North Bethesda's largest remaining tract of undeveloped land, located across from White Flint Mall and surrounding the Timberlawn mansion, is being carved up for a 465-unit subdivision of luxury houses that are expected to go on sale this fall for $150,000 to $500,000.
And on a separate section of what was once the 212-acre Corby estate, purchased last year for $9.2 million, another feature of the Timberlawn development is planned - a 101-unit, moderate-rent apartment building with subsidized rents for the elderly.
The $4.2 million project awaits funding approval from the Department of Housing and Urban Development.
This marriage of inexpensive housing for the elderly and large-lot, expensive homes for the wealthy was performed under provisions of the Montgomery County master plan, which requires builders to reserve 15 percent of all housing in developments of 50 units or more for low- or medium-priced housing.
The builder of the high-rise, and the principal developer of the Timberlawn tract, Berger/Berman Builders Inc., of Rockville, was required by the county to build 80 subsidized housing units. The county had hoped for moderate-priced houses, which are in short supply in the county.
Instead, Berger/Berman will build 101 units in a six-story building on the southeast section of the property, which is included in a area bounded by Rockville Pike, Old Georgetown Road, Nicholson Lane and the Georgetown Preparatory School. The highrise will be near to the Grosvenor Park apartment complex, which is being totally converted to condominium ownership.
Berger/Berman's partner in the elderly housing proposal, Harkins Associates, Inc. of Silver Spring, submitted a proposal to HUD July 6 for federal funds to pay all rental costs in excess of 25 percent of tenants' incomes.
The apartment rents are expected to be set at about $400 a month, said project director Ed Garbarino.
If Harkins is unable to obtain federal funding for the project, the site will be turned over to the Montgomery Housing Opportunities Commission for development, Maier said.
Planners frequently worry that developers will squeeze too many housing units on a project site, but Peter Berman, president of Berger/Berman, one of three firms building at Timberlawn, wanted just the opposite.
In the meeting of the Maryland-National Capitol Parks and Planning Commission last year in which he gained approval for the project, Berman said he wanted to build fewer than three units an acre. He could have built twice that many.
Commission Chairman Royce Hanson said he was "disappointed" in the low density because of the property's proximity to the future Metro rapid rail system. But, he pointed out, "there's no law that says you have to develop to the maximum."
Hanson said he agreed with the commission staff analysis that property so close to the Bethesda-Rockville shopping corridor and the future Grosvenor Metro stop should have higher densities. As many as 915 housing units could have been built on the site.
But Hanson recalled that the property's sellers, Karl Corby and Mary Ellen Corby Brewer, did not want high-density housing. He predicted that high densities would have been opposed by neighboring communities as well.
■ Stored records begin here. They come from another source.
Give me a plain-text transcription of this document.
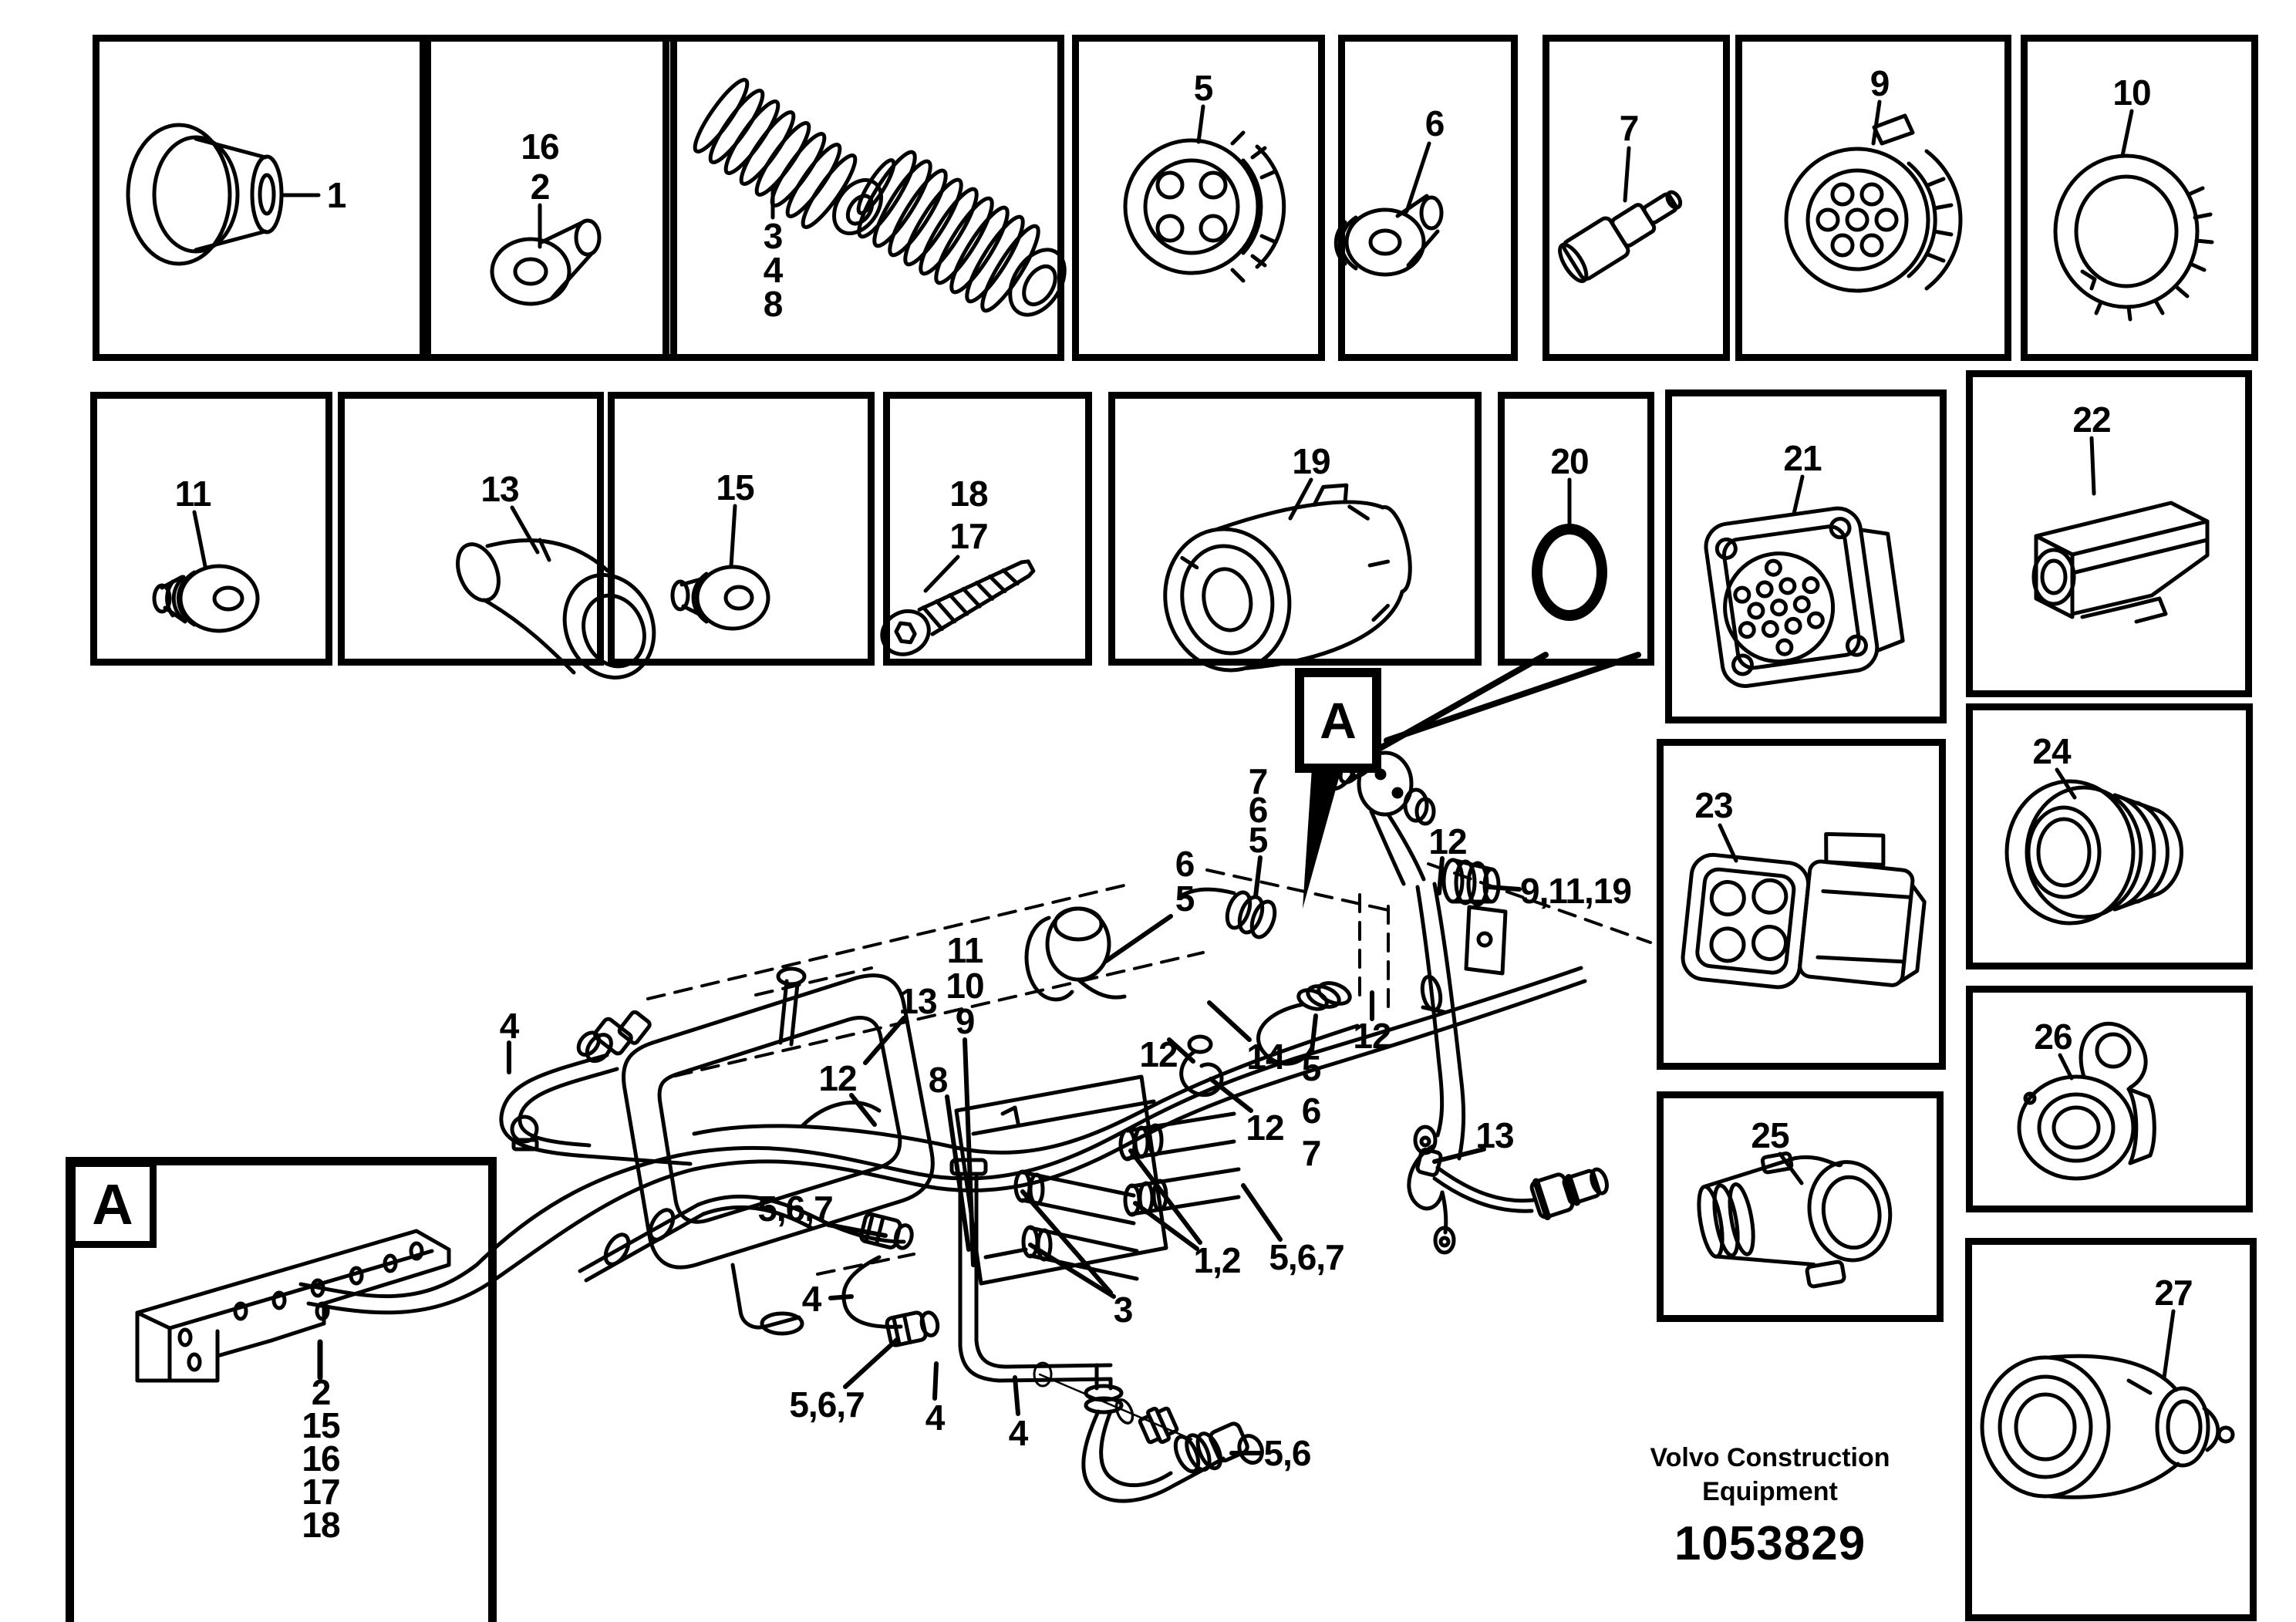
A
A
Volvo Construction
Equipment
1053829
1
16
2
3
4
8
5
6	7
9	10
11	13	15	18
17
19	20	21
22
24
23
26
25
27
2
15
16
17
18
4
13
11
10
9
8
12
7
6
5
6
5
12
9,11,19
12
14 5
6
7
12
12
5,6,7
1,2
3
5,6,7
4
5,6,7 4 4	5,6
13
Berman denies reports that the market for luxury houses is cooling. And he maintains that houses costing $150,000 to $500,000 are not high-priced. The National Association of Home Builders says the average price of new houses in this area now is $90,700.
While Berman says plans for the houses aren't complete, in earlier reports he indicated that some Timberlawn homes could cost up to $500,000 and would include private tennis courts and swimming pools. No public facilities are included in the plans.
The estate's showpiece, the Timberlawn mansion, will retain 1.4 acres. Leased until recently by R. Sargent and Eunice Kennedy Shriver, Berger/Berman has it on the market for $650,000.
The Shrivers recently purchased a house of the late Vice President Nelson Rockefeller on Foxhall Road NW.
Bob Stithens, a spokesman for U.S. Homes, said that national firm will build 273 brick houses at Timberlawn, on lots average 15,000 square feet. The 2,800- to 3,000 square-foot "traditional" houses will sell for $175,000 to $200,000. Model homes will be ready by late summer, Sithens said.
Holland & Lyons, until now renovators and builders of expensive town houses in the District, will build 95 homes on 37 acres. The houses will sell from about $235,000 to $250,000, said vice president John Conrad.